Both platelets in EDTA WB and in citrate WB show an approximately log-normal distribution in the cohort selected with a relatively low median of 85 ± 59.3 platelets per nL in EDTA WB (range: 0–2,566) and 74 ± 48.9/nL (range: 0–1,726/nL) in citrate WB, after correction for the dilution by the sodium-citrate in the tube. Correspondingly, the median absolute difference in platelet counts between both materials was positive with 11 ± 14.8/nL (range: −424–840/nL), indicating a general trend for higher counts in EDTA WB compared to citrate WB and showing a slightly left-skewed distribution with many outliers, some extreme, to either side. Shapiro-Wilks-tests consequently revealed that none of the aforementioned variables are distributed normally. The difference in platelet counts in favor of EDTA WB is statistically highly significant (W=47,104,497, p<0.0001).

Of all 10,243 measurements included in the analysis, 780 (7.6 %) were automatically flagged for the possible presence of platelet aggregates. For 599 (5.8 %) a visual examination of a peripheral blood smear for the presence of platelet aggregates via light microscopy was available. “Only” 547 of these 599 (91.3 %) had also been flagged automatically. Of the 599 samples examined visually, 379 (63.3 %) were judged to contain no platelet aggregates in the peripheral blood smear, while 1 sample was reported (+), 107 were reported as +, 56 as ++, and also 56 as +++ for platelet aggregates.

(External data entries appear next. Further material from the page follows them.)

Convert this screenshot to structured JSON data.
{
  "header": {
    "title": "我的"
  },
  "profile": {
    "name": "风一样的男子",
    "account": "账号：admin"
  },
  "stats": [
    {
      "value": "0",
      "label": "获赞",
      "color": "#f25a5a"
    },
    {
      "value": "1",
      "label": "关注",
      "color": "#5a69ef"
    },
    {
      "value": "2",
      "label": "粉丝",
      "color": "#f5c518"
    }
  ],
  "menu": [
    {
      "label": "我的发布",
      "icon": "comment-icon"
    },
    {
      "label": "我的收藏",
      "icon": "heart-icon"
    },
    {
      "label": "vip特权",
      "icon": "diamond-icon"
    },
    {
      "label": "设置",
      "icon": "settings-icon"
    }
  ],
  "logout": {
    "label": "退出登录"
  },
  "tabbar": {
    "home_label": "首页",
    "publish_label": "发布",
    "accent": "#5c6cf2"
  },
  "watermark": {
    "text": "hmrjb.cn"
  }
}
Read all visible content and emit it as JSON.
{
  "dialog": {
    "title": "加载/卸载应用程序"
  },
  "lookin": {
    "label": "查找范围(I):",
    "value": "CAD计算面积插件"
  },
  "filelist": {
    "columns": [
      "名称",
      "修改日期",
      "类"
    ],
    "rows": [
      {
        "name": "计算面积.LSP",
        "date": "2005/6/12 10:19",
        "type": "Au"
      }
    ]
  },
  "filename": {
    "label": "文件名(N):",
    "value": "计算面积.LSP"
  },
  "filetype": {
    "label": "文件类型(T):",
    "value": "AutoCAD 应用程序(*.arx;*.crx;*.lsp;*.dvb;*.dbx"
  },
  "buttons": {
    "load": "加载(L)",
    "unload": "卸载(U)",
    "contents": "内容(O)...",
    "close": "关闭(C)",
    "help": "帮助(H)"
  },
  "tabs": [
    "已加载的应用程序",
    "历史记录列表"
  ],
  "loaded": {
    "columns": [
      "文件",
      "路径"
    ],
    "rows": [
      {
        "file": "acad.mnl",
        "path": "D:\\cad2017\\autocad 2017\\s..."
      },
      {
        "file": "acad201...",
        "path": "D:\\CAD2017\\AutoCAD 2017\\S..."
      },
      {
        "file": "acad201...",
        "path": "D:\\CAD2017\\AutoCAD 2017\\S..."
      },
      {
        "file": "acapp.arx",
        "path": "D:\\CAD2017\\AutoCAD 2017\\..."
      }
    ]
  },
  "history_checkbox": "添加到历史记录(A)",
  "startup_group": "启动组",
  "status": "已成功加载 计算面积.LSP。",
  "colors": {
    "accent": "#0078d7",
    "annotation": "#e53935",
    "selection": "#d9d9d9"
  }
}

Correlation between platelet counts in EDTA and citrate whole blood

Generally, there was a highly significant correlation of large effect size between platelets in EDTA and platelets in citrate WB (ρ=0.86; p<0.0001; see Figure 1A). However, there are a number of measurements that deviate markedly from the general trend as indicated by the regression line (which itself deviates markedly from the function y=x, along which the measurements would ideally be scattered were it not for the abovementioned trend of lower platelet counts in EDTA WB compared to citrate WB), especially in the lower left-hand corner of the scatter plot: These measurements, with low platelets in EDTA WB and significantly higher platelets in citrate WB are those that would traditionally be classified as possible evidence of EDTA-associated PTCP. However, the scatter plot also shows that this is no distinct set of measurements, but rather within in continuum with other measurements that are more closely dispersed around the regression line. When the information on automated flags is incorporated, it becomes evident that many, but by no means all, of these discordant platelet counts were flagged for the possible presence of platelet aggregates. On the other hand, many measurements very close to the line y=x were also flagged (Figure 1B). Further incorporating the information of the visual examination of the peripheral blood smear, it becomes evident that these latter measurements tend to be those, for which no platelet aggregates were detected visually (Figure 1C). Combining the information on flags and visual examination, one can further see that by no means all measurements with highly discordant platelet counts between both materials for which aggregates were visually found were flagged (Figure 1D). In detail, 30 of 220 samples (13.6 %) in which platelet aggregates were found via light microscopy were not flagged by the analyzer.

Figure 1:

Scatter plots showing the correlation between platelet counts in EDTA whole blood (x-axis) and citrate whole blood (y-axis). Panel (A) shows the general distribution of measurements, including a density plot, panel (B) adds information in automated flags, panel (C) the results of the visual examination for platelet aggregates of peripheral blood smears and panel (D) combines both information.

Absolute difference in platelet counts between materials in relation to platelet counts

Plotting the absolute difference between platelet counts in both materials against the platelet count in citrate WB, a striking subset of measurements can be seen that deviate almost linearly towards a greater negative absolute difference (indicating higher counts in citrate WB) with increasing platelet counts in citrate WB (Figure 2A). These are also those measurements, that would be traditionally classified as potential EDTA-associated PTCP, again in a continuum with other, more “normal” measurements.

Figure 2:

Scatter plots, plotting the absolute difference in platelet counts between EDTA and citrate whole blood (y-axis) against the platelet count in citrate whole blood (x-axis). Panel (A) shows the general distribution of measurements, including a density plot, panel (B) adds information in automated flags, panel (C) the results of the visual examination for platelet aggregates of peripheral blood smears and panel (D) combines both information.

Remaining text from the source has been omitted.